Dulu sempat berfikir bagaimana caranya mengenalkan permainan tradisional egrang bambu kepada masyarakat di luar kota Surabaya. Pemasangan egrang bambu saat awal dulu diletakkan diatas setir motor dan diikat memanjang ke plang motor bagian belakang. Beberapa kali membawa egrang hingga jumlah 5 pasang egrang bambu. Teknik pemasangan sama seperti yang dijelaskan di awal dan ini bahaya. Belok kiri menjadi lebih susah karena bahannya terlalu banyak.
Sampai saat dolipstore, online store kampoeng dolanan yang menjual permainan tradisional mendapat pesanan bakiak. Disinilah teknik pembawaannya berbeda. Papan kayu diikat rapi dan dicantolkan tali tersebut di plang motor belakang dan setir depan. Cara ini sepertinya bisa diaplikasikan ketika membawa egrang bambu. Beberapa waktu setelahnya baru mencoba untuk memakai cara tersebut. Dan terjadilah, teknik pembawaannya enak dan nyaman. Relatif lebih aman dibandingkan teknik yang sebelumnya.
Mengetahui teknik baru dan aman tentang pembawaan egrang bambu, maka saat itu pula terpikirkan untuk membawa egrang bambu keliling luar kota dengan menggunakan motor. Maklum saja, kendaraan yang dipunyai hingga sekarang adalah motor. Buang jauh keluhan itu untuk mengenalkan permainan tradisional keluar kota. Bojonegoro dan Ponorogo menjadi dua daerah yang kami tempuh untuk mengenalkan egrang bambu kepada anak-anak.
Mungkin secara kedaerahan, rasa-rasanya dua daerah tersebut sudah ada egrang bambu. Namun, kenyataannya masih ada yang belum bisa bermain malah ada yang belum tahu tentang permainan tersebut. Akhirnya, kami perkenalkan dan kami pun belajar tentang permainan tradisional yang berasal dari daerah tersebut. Berikut ini adalah beberapa dokumentasi yang berada di ponorogo.
Di bojonegoro, kampoeng dolanan kami mengisi di Gang Bader Ngrowo Rejo, Bojonegoro. Sebuah lokasi Perpustakaan Keliling Semangat Muda (Perpus Gatda) berada dengan sang founder agung ridwan. Sedangkan ketika di Ponorogo, kami mengisi di dua tempat yakni Pesantren Anak Sholeh – Baitul Qur’an, Pondok Gontor dan SDN 1 Kesugihan, Ponorogo.
Tak disangka, bisa menempuh jarak sejauh itu.
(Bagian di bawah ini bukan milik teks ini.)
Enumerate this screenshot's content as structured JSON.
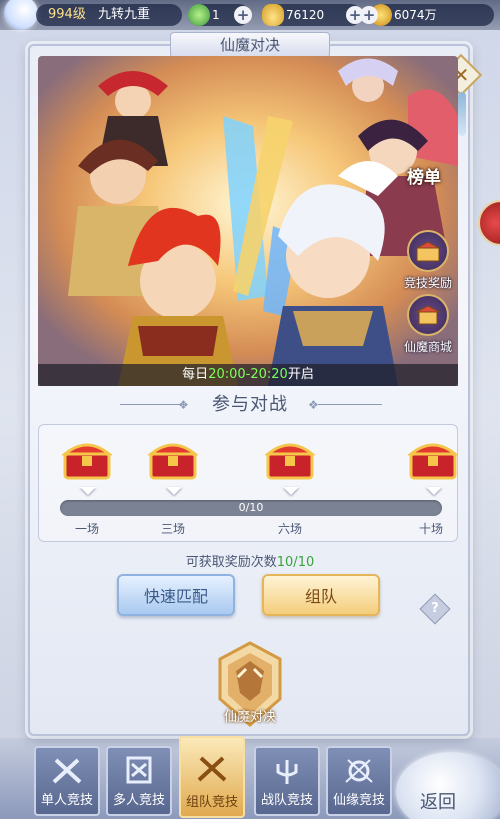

Tak disangka pula bisa melakukan hal tersebut. Jalani dan jalani, lakukan sepenuh hati. Relawan selalu di hati. Di kedua tempat tersebut dilakukan dengan cara sukarela. Bergerak berdasar keinginan karena permainan tradisional butuh perhatian agar anak-anak mendapatkan hak hidup dimasa kecilnya, bermain.